Pourtant, To the Wonder reste indéfectiblement figé, peut-être moins à cause de l’emphase qu’on reproche habituellement au cinéaste qu’à un certain effet de bégaiement, une difficulté à moduler son régime de sublimation permanente. D’un coté, on sent que le film vise l’épiphanie de chaque plan, l’efflorescence de chaque image, le miracle spontané sans cesse reproduit et venant se signaler par la lumière, le geste, le vent ou toute autre saillie de la divine nature. Plutôt que de laisser advenir la grâce, en son instant unique, fugace et imprévisible, ce principe d’accumulation la suspend en un point d’orgue éternel. Mais depuis The Tree of Life, le passage du cosmos à la problématique du couple fige la grâce en une collection de vignettes extatiques, sortes de concentrés d’existence, qui s’additionnent les unes aux autres comme une étrange bande-annonce sur un mode prophétique, futur antérieur qui semble nous promettre l’avènement de quelque chose – mais quoi ? Par là, Malick poursuit une démarche expérimentale qui consiste à voguer sur les liaisons métaphysiques du monde, plutôt que d’avancer par des voies psychologiques plus usitées. L’essentialisme constant de son filmage, qui cherche à acculer l’instant sur sa crête, à son apogée, rencontre inopinément une certaine définition du bien-être publicitaire – à force d’immensité, de couchants irisés et autres prédications chaudement murmurées au creux de l’oreille.
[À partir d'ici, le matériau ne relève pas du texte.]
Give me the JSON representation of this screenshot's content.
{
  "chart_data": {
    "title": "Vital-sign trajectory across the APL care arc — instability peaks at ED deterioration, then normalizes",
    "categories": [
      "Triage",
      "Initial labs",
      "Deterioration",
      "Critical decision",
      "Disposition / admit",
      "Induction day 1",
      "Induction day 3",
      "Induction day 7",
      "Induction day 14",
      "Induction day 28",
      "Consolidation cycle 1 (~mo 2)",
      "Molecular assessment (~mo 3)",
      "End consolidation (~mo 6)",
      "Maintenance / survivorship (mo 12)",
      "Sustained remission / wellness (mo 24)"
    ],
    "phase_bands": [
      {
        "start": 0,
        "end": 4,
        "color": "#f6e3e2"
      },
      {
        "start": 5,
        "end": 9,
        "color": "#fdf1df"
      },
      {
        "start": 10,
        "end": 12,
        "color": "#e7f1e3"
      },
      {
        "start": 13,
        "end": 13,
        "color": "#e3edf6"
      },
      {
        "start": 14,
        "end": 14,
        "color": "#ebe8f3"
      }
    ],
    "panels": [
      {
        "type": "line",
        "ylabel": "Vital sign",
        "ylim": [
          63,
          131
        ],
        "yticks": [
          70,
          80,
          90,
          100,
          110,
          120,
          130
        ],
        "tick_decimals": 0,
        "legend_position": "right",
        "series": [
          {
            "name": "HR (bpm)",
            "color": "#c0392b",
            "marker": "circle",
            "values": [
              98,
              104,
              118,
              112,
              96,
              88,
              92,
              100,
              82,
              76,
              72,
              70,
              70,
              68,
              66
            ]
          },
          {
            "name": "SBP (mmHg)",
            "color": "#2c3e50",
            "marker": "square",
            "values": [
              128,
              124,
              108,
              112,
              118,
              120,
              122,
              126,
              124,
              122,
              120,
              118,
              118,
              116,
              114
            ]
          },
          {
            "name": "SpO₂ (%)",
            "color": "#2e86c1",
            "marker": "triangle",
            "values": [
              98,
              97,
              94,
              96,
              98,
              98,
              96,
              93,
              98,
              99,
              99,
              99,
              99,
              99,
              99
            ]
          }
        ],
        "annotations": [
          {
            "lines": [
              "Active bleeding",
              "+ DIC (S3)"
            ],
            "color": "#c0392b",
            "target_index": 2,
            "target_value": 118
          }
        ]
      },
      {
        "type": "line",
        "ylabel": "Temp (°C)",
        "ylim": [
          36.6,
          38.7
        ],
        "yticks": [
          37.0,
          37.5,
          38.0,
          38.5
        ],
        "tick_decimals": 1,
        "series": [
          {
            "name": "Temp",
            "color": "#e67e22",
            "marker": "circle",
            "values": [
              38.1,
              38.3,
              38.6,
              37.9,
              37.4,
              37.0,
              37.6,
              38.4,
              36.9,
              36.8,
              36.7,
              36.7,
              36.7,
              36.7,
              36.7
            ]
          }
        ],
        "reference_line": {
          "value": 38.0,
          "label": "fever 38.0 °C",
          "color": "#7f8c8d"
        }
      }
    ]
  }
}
La beauté du film, en revanche, tient solidement et surtout à la pente de son récit : l’épreuve du mariage et de son sacrement, d’abord retardée puis rattrapée de justesse et finalement consentie. Mais ce récit, par auteurisme, Malick se refuse à le prendre en main, et préfère le caresser à la périphérie de son geste de cinéaste, l’évoquer au passage, par petites touches allusives, sans jamais consentir à redescendre sur terre. Du coup, ses acteurs écopent d’une mission impossible : ne rien « jouer », mais exprimer à chaque seconde l’essence de leur être, dans une suite d’instants choisis, un best-of émotionnel qui se résume bien souvent à la gratuité des actes « désintéressés » qu’il leur reste à produire devant la caméra. Le bonheur, c’est donc simple comme tournoyer sur soi-même, faire voler sa robe au vent, batifoler dans les champs de blé, jouer comme des enfants, se jeter dans les bras l’un de l’autre, contempler la nature, la frôler, ne faire qu’un avec elle. On voit bien, à ce rythme, ce qui rapproche dangereusement Malick du programme publicitaire : la confusion du Bien avec le bien-être, le ravalement de la durée à une éternité théorique, la compression du temps présent en une acmé individuelle, l’adhérence à la sensation… Le bégaiement du film tient quelque part à ce refus de redescendre, de toucher terre, de se maculer au pragmatisme du récit (la grandeur du cinéma hollywoodien) pour s’isoler dans sa tour d’ivoire et finir comme une longue pub pour le Paradis. Cela n’a rien de honteux mais nous rend nostalgique, à terme, de la Chair du Christ.